Monday 24 October at 8.30pm on ABC1
Right now there are over 4,000 people held in immigration detention centres across Australia. On average, asylum seekers remain in detention for around a year, but that figure hides a group of people who remain locked away for much longer periods of time. Just over a year ago, the Federal Government announced it would begin releasing children into the community to minimise the harm caused by their incarceration. At the same time, thousands of adults remain locked away in detention centres remote from the rest of the world – a situation that’s concerning to many healthcare professionals. Says one:
“What we’ve observed is people who seem to be in detention for periods of 12 to 15 months onwards, start to develop very significant mental health problems and certainly people who’ve been in detention 15, 18 plus months have very high rates of psychiatric morbidity.”
Despite a massive debate about Australia’s asylum seeker policy, few people know what life is really like inside detention camps. According to refugee activists, the reason is simple – the Government does not want the broader population seeing the conditions inside and the impact the camps are having on the detainees. Now, reporter Sarah Ferguson has gathered together startling evidence exposing the truth about life inside; how medication prescribed to asylum seekers is being misused and how many cases of self harm are going unreported, giving the public a false impression of conditions behind the wire.

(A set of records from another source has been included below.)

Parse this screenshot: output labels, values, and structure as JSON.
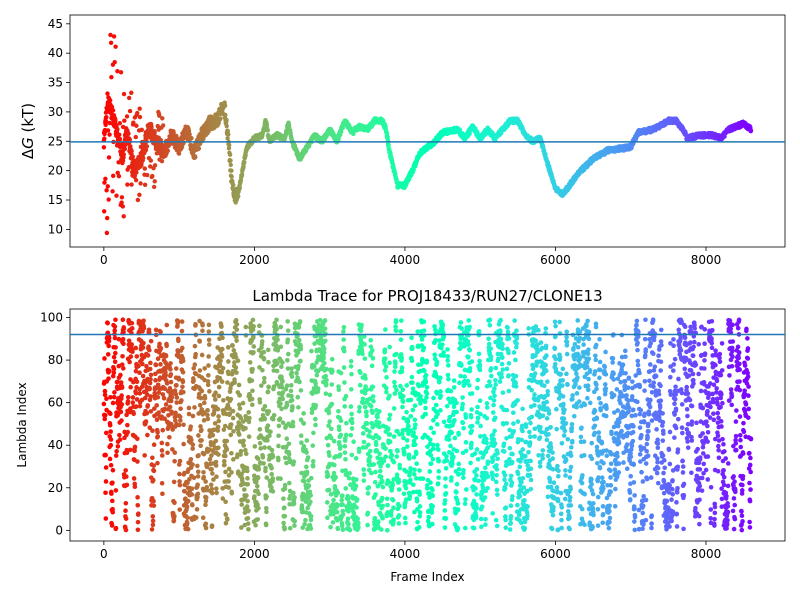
{
  "chart_data": [
    {
      "type": "scatter",
      "title": "",
      "xlabel": "",
      "ylabel_prefix": "Δ",
      "ylabel_var": "G",
      "ylabel_unit": " (kT)",
      "xlim": [
        -450,
        9050
      ],
      "ylim": [
        7,
        46.5
      ],
      "xticks": [
        0,
        2000,
        4000,
        6000,
        8000
      ],
      "xtick_labels": [
        "0",
        "2000",
        "4000",
        "6000",
        "8000"
      ],
      "yticks": [
        10,
        15,
        20,
        25,
        30,
        35,
        40,
        45
      ],
      "ytick_labels": [
        "10",
        "15",
        "20",
        "25",
        "30",
        "35",
        "40",
        "45"
      ],
      "hline": 24.9,
      "hline_color": "#1f77b4",
      "colormap": "rainbow",
      "color_direction": "red at frame 0 to violet at frame 8600",
      "grid": false,
      "x_range": [
        0,
        8600
      ],
      "trace_key_points": [
        [
          0,
          25
        ],
        [
          50,
          32
        ],
        [
          100,
          30
        ],
        [
          150,
          28
        ],
        [
          200,
          25
        ],
        [
          250,
          22
        ],
        [
          300,
          27
        ],
        [
          400,
          20
        ],
        [
          500,
          22
        ],
        [
          600,
          27
        ],
        [
          700,
          25
        ],
        [
          800,
          23
        ],
        [
          900,
          26
        ],
        [
          1000,
          24
        ],
        [
          1100,
          27
        ],
        [
          1200,
          23
        ],
        [
          1300,
          26
        ],
        [
          1400,
          28
        ],
        [
          1500,
          28.5
        ],
        [
          1550,
          30
        ],
        [
          1600,
          31
        ],
        [
          1650,
          26
        ],
        [
          1700,
          18
        ],
        [
          1750,
          15.5
        ],
        [
          1800,
          17
        ],
        [
          1900,
          24
        ],
        [
          2000,
          25.5
        ],
        [
          2100,
          26
        ],
        [
          2150,
          28.5
        ],
        [
          2200,
          25
        ],
        [
          2300,
          26
        ],
        [
          2400,
          25.5
        ],
        [
          2450,
          28
        ],
        [
          2500,
          25
        ],
        [
          2600,
          22
        ],
        [
          2700,
          24
        ],
        [
          2800,
          26
        ],
        [
          2900,
          25
        ],
        [
          3000,
          27
        ],
        [
          3100,
          25
        ],
        [
          3200,
          28.5
        ],
        [
          3300,
          26.5
        ],
        [
          3400,
          27.5
        ],
        [
          3500,
          27
        ],
        [
          3600,
          28.5
        ],
        [
          3700,
          28.5
        ],
        [
          3750,
          27
        ],
        [
          3800,
          23
        ],
        [
          3900,
          17.5
        ],
        [
          4000,
          17.5
        ],
        [
          4100,
          20
        ],
        [
          4200,
          23
        ],
        [
          4400,
          25
        ],
        [
          4500,
          26.5
        ],
        [
          4700,
          27
        ],
        [
          4800,
          25.5
        ],
        [
          4900,
          27.5
        ],
        [
          5000,
          25.5
        ],
        [
          5100,
          27
        ],
        [
          5200,
          25.5
        ],
        [
          5300,
          27
        ],
        [
          5400,
          28.5
        ],
        [
          5500,
          28.5
        ],
        [
          5600,
          26
        ],
        [
          5700,
          25
        ],
        [
          5800,
          25.5
        ],
        [
          5900,
          21
        ],
        [
          6000,
          17
        ],
        [
          6100,
          16
        ],
        [
          6300,
          19.5
        ],
        [
          6500,
          22
        ],
        [
          6700,
          23.5
        ],
        [
          6900,
          23.8
        ],
        [
          7000,
          24
        ],
        [
          7100,
          26.5
        ],
        [
          7300,
          27
        ],
        [
          7500,
          28.5
        ],
        [
          7600,
          28.5
        ],
        [
          7700,
          27
        ],
        [
          7750,
          25.5
        ],
        [
          7900,
          26
        ],
        [
          8100,
          26
        ],
        [
          8200,
          25.5
        ],
        [
          8300,
          27
        ],
        [
          8500,
          28
        ],
        [
          8600,
          27
        ]
      ],
      "early_scatter_ranges": [
        [
          0,
          8,
          40
        ],
        [
          50,
          11,
          44
        ],
        [
          100,
          15,
          43
        ],
        [
          200,
          10,
          37
        ],
        [
          300,
          16,
          36
        ],
        [
          400,
          15,
          32
        ],
        [
          500,
          17,
          30
        ],
        [
          700,
          21,
          30
        ]
      ]
    },
    {
      "type": "scatter",
      "title": "Lambda Trace for PROJ18433/RUN27/CLONE13",
      "xlabel": "Frame Index",
      "ylabel": "Lambda Index",
      "xlim": [
        -450,
        9050
      ],
      "ylim": [
        -5,
        104
      ],
      "xticks": [
        0,
        2000,
        4000,
        6000,
        8000
      ],
      "xtick_labels": [
        "0",
        "2000",
        "4000",
        "6000",
        "8000"
      ],
      "yticks": [
        0,
        20,
        40,
        60,
        80,
        100
      ],
      "ytick_labels": [
        "0",
        "20",
        "40",
        "60",
        "80",
        "100"
      ],
      "hline": 92,
      "hline_color": "#1f77b4",
      "colormap": "rainbow",
      "color_direction": "red at frame 0 to violet at frame 8600",
      "grid": false,
      "x_range": [
        0,
        8600
      ],
      "y_range": [
        0,
        99
      ],
      "point_count_estimate": 4300
    }
  ]
}
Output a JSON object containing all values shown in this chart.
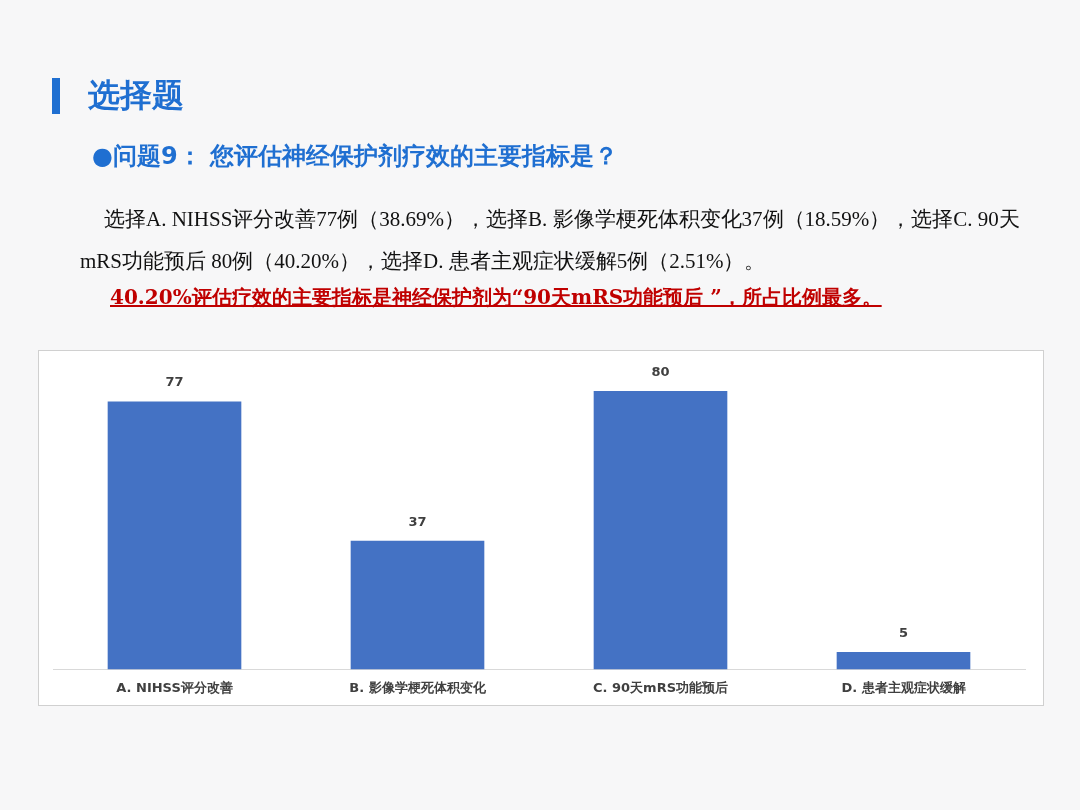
{
  "chart_data": {
    "type": "bar",
    "title": "选择题",
    "subtitle": "●问题9： 您评估神经保护剂疗效的主要指标是？",
    "annotations": [
      "选择A. NIHSS评分改善77例（38.69%），选择B. 影像学梗死体积变化37例（18.59%），选择C. 90天mRS功能预后 80例（40.20%），选择D. 患者主观症状缓解5例（2.51%）。",
      "40.20%评估疗效的主要指标是神经保护剂为“90天mRS功能预后 ”，所占比例最多。"
    ],
    "categories": [
      "A. NIHSS评分改善",
      "B. 影像学梗死体积变化",
      "C. 90天mRS功能预后",
      "D. 患者主观症状缓解"
    ],
    "values": [
      77,
      37,
      80,
      5
    ],
    "color": "#4472c4",
    "data_labels": true,
    "grid": false,
    "legend": false
  }
}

In the wake of the Government’s failure to engineer an offshore processing solution, and with detention centres close to capacity, the Government is now exploring alternatives, such as community detention. But that does not help the people who remain locked inside the camps. With a growing body of evidence that shows detention can cause long term psychological harm, what are the consequences of the current policy? Are people being damaged for life? If they are finally given refugee status, will they ever be able to participate fully in community life – being trained, winning jobs and raising families – or will they simply become a problem that future generations will have to deal with?
‘Asylum’, presented by Kerry O’Brien, goes to air on Monday 24th October at 8.30pm on ABC1. It is repeated on Tuesday 25th October at 11.35pm. It can also be seen on ABC News 24 at 8.00pm on Saturdays, on iview (abc.net.au/iview) and at abc.net.au/4corners.